I don’t raise my voice. I don’t have to.
She freezes for a breath, eyes sharp, and then—slowly, gracefully—unbuckles her seat belt.
Her heels make the faintest thud against the floor mats as she climbs into the back.
She doesn’t sit primly. She lounges, one leg bent, the other stretched out, a picture of careless invitation.
Her dress rides up along her thighs, that slick red silk catching the shadows.
I kill the headlights and shift the car into park, the engine idling low like it knows not to intrude. Then I climb over the console, hand braced to keep the shift from digging into her side.
The moment I’m close, her hands are on me, pulling me down by the lapels of my jacket.
I grip the hem of her dress and shove it up past her waist, the fabric bunching high on her hips.

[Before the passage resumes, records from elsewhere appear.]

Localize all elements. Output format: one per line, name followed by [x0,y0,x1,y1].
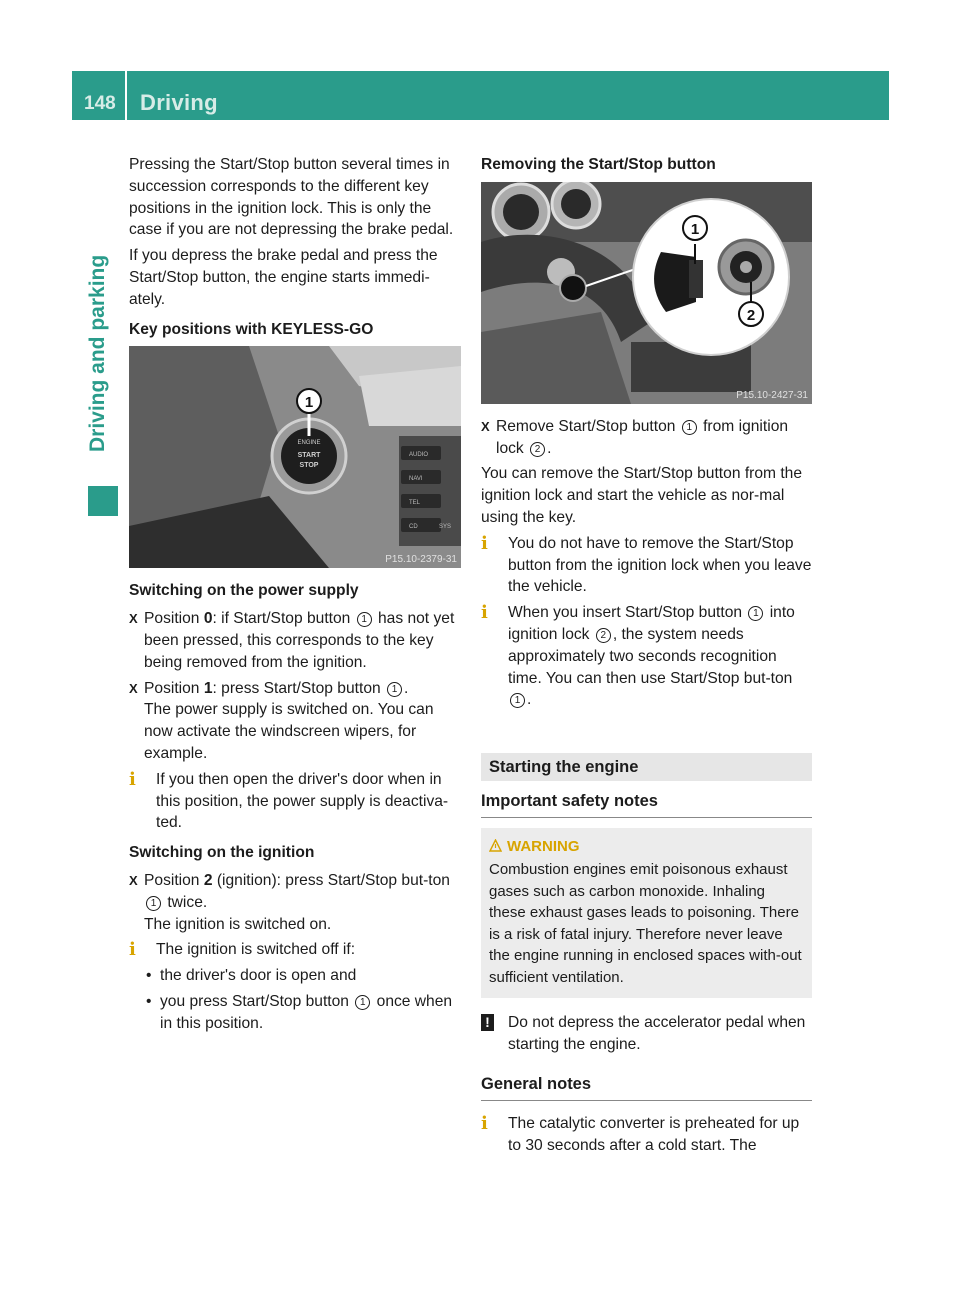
heading-general-notes: General notes [481,1074,812,1101]
section-starting-engine: Starting the engine [481,753,812,781]
info-icon: i [129,768,136,790]
heading-power-supply: Switching on the power supply [129,582,359,600]
brake-paragraph: If you depress the brake pedal and press the Start/Stop button, the engine starts immedi-ately. [129,247,438,308]
ignition-result: The ignition is switched on. [144,915,332,933]
right-column [481,154,812,1160]
button-stop-text: STOP [299,462,319,470]
bullet-icon: • [146,967,152,985]
header-separator [125,71,127,120]
photo2-callout-2: 2 [746,306,756,324]
arrow-icon: X [481,418,490,434]
bullet-door-open: • the driver's door is open and [129,965,461,987]
callout-1-icon: 1 [387,682,402,697]
arrow-icon: X [129,611,138,627]
button-start-text: START [297,452,321,460]
button-engine-text: ENGINE [297,440,321,447]
callout-1-icon: 1 [682,420,697,435]
bullet-icon: • [146,992,152,1010]
info-door-note: i If you then open the driver's door when in this position, the power supply is deactiva-ted. [129,768,449,832]
callout-1-icon: 1 [510,693,525,708]
note-accelerator: ! Do not depress the accelerator pedal when starting the engine. [481,1012,812,1056]
callout-1-icon: 1 [146,896,161,911]
photo1-code: P15.10-2379-31 [385,554,457,566]
step-position-0: X Position 0: if Start/Stop button 1 has not yet been pressed, this corresponds to the key being removed from the ignition. [129,610,455,671]
warning-text: Combustion engines emit poisonous exhaust gases such as carbon monoxide. Inhaling these exhaust gases leads to poisoning. There is a risk of fatal injury. Therefore never leave the engine running in enclosed spaces with-out sufficient ventilation. [489,861,802,986]
bullet-press-once: • you press Start/Stop button 1 once when in this position. [146,992,453,1032]
photo-removing-button [481,182,812,404]
panel-key-navi: NAVI [409,476,423,483]
left-column [129,154,461,1039]
warning-title: WARNING [489,836,804,858]
panel-key-tel: TEL [409,500,421,507]
callout-2-icon: 2 [596,628,611,643]
page-number: 148 [84,93,116,114]
panel-key-cd: CD [409,524,418,531]
panel-key-sys: SYS [439,524,452,531]
power-supply-result: The power supply is switched on. You can now activate the windscreen wipers, for example. [144,701,434,762]
remove-paragraph: You can remove the Start/Stop button from the ignition lock and start the vehicle as nor-mal using the key. [481,465,803,526]
arrow-icon: X [129,680,138,696]
warning-triangle-icon [489,837,502,859]
info-icon: i [481,532,488,554]
step-remove-button: X Remove Start/Stop button 1 from ignition lock 2 . [481,417,789,457]
callout-2-icon: 2 [530,442,545,457]
page-title: Driving [140,90,218,115]
photo1-callout-1: 1 [304,394,314,412]
callout-1-icon: 1 [748,606,763,621]
heading-ignition: Switching on the ignition [129,844,315,862]
heading-removing-button: Removing the Start/Stop button [481,156,716,173]
arrow-icon: X [129,872,138,888]
photo2-code: P15.10-2427-31 [736,389,808,401]
step-position-1: X Position 1: press Start/Stop button 1 . The power supply is switched on. You can now activate the windscreen wipers, for example. [129,679,434,762]
info-icon: i [481,1112,488,1134]
step-position-2: X Position 2 (ignition): press Start/Stop but-ton 1 twice. The ignition is switched on. [129,871,450,933]
photo2-callout-1: 1 [690,220,700,238]
exclamation-icon: ! [481,1014,494,1031]
info-no-need-remove: i You do not have to remove the Start/Stop button from the ignition lock when you leave the vehicle. [481,532,812,596]
heading-safety-notes: Important safety notes [481,791,812,818]
info-catalytic: i The catalytic converter is preheated for up to 30 seconds after a cold start. The [481,1112,800,1154]
warning-box [481,828,812,999]
callout-1-icon: 1 [355,995,370,1010]
info-insert-button: i When you insert Start/Stop button 1 into ignition lock 2 , the system needs approximately two seconds recognition time. You can then use Start/Stop but-ton 1 . [481,602,795,709]
heading-key-positions: Key positions with KEYLESS-GO [129,320,374,338]
page-header [72,71,889,120]
info-icon: i [481,602,488,624]
info-icon: i [129,939,136,961]
photo-start-stop-button [129,346,461,568]
info-ignition-off: i The ignition is switched off if: [129,939,356,961]
panel-key-audio: AUDIO [409,452,429,459]
callout-1-icon: 1 [357,612,372,627]
side-tab-block [88,486,118,516]
side-tab-label: Driving and parking [86,254,109,452]
intro-paragraph: Pressing the Start/Stop button several times in succession corresponds to the different key positions in the ignition lock. This is only the case if you are not depressing the brake pedal. [129,156,454,239]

She gasps when my mouth finds the side of her neck, the exact place she’s most sensitive.
I’ve learned her. I know the way her body arches when I press my palm between her thighs, how her breath stutters when I kiss the edge of her jaw instead of her mouth.
“You wore this to torture me,” I murmur, dragging her panties down with one hand. “You knew what it would do.”
“I was bored,” she whispers. “You looked busy.”
I slip two fingers inside her before she can say anything else.
She shudders—beautiful, fierce—and clenches around me.
Her nails dig into my shoulder, her lips parting around a breathless sound that dies against my throat.
I move slowly at first, watching the way her hips roll, how her head falls back against the leather.
She’s wet, already on edge, and I haven’t even unbuckled my belt.
“I should make you beg,” I say against her ear.
Her voice is shaky, defiant. “You could try.”
“Oh, I’ll succeed.”
I unzip, groan as I free myself, and hook her knees around my waist. No prep. No pretense. We’re past that. She’s ready, and I’m past pretending I can wait.
The first thrust is deep. Hard.
She cries out, and I catch her mouth in mine to swallow it whole. Her body arches beneath me, tight and hot and slick, and I can feel how much she’s been waiting for this—how badly she wants to forget the ballroom, the politics, the danger. How badly she wants me to make her forget.
I set a brutal rhythm, one hand gripping her thigh, the other cradling the back of her head. She moans into my mouth, panting, fingers clawing at my jacket until I shrug it off and let it fall.
It’s rough. Messy. Desperate.
There’s something else threading through it, something quieter, more dangerous. The way she looks at me between thrusts—like I’m the only real thing in her life.
She comes fast, her whole body pulling tight around me, legs trembling, nails raking across my spine. I follow soon after, buried to the hilt, my forehead pressed to hers, breath stolen from both of us.
We stay like that for a moment, tangled in heat and sweat and something neither of us will name.
Then she exhales, soft and shaky. “You really need to lose the tie next time.”
I laugh under my breath and kiss the corner of her mouth.
I don’t say it, but I’m already thinking about how long I can keep her in this car. How long I can keep her mine.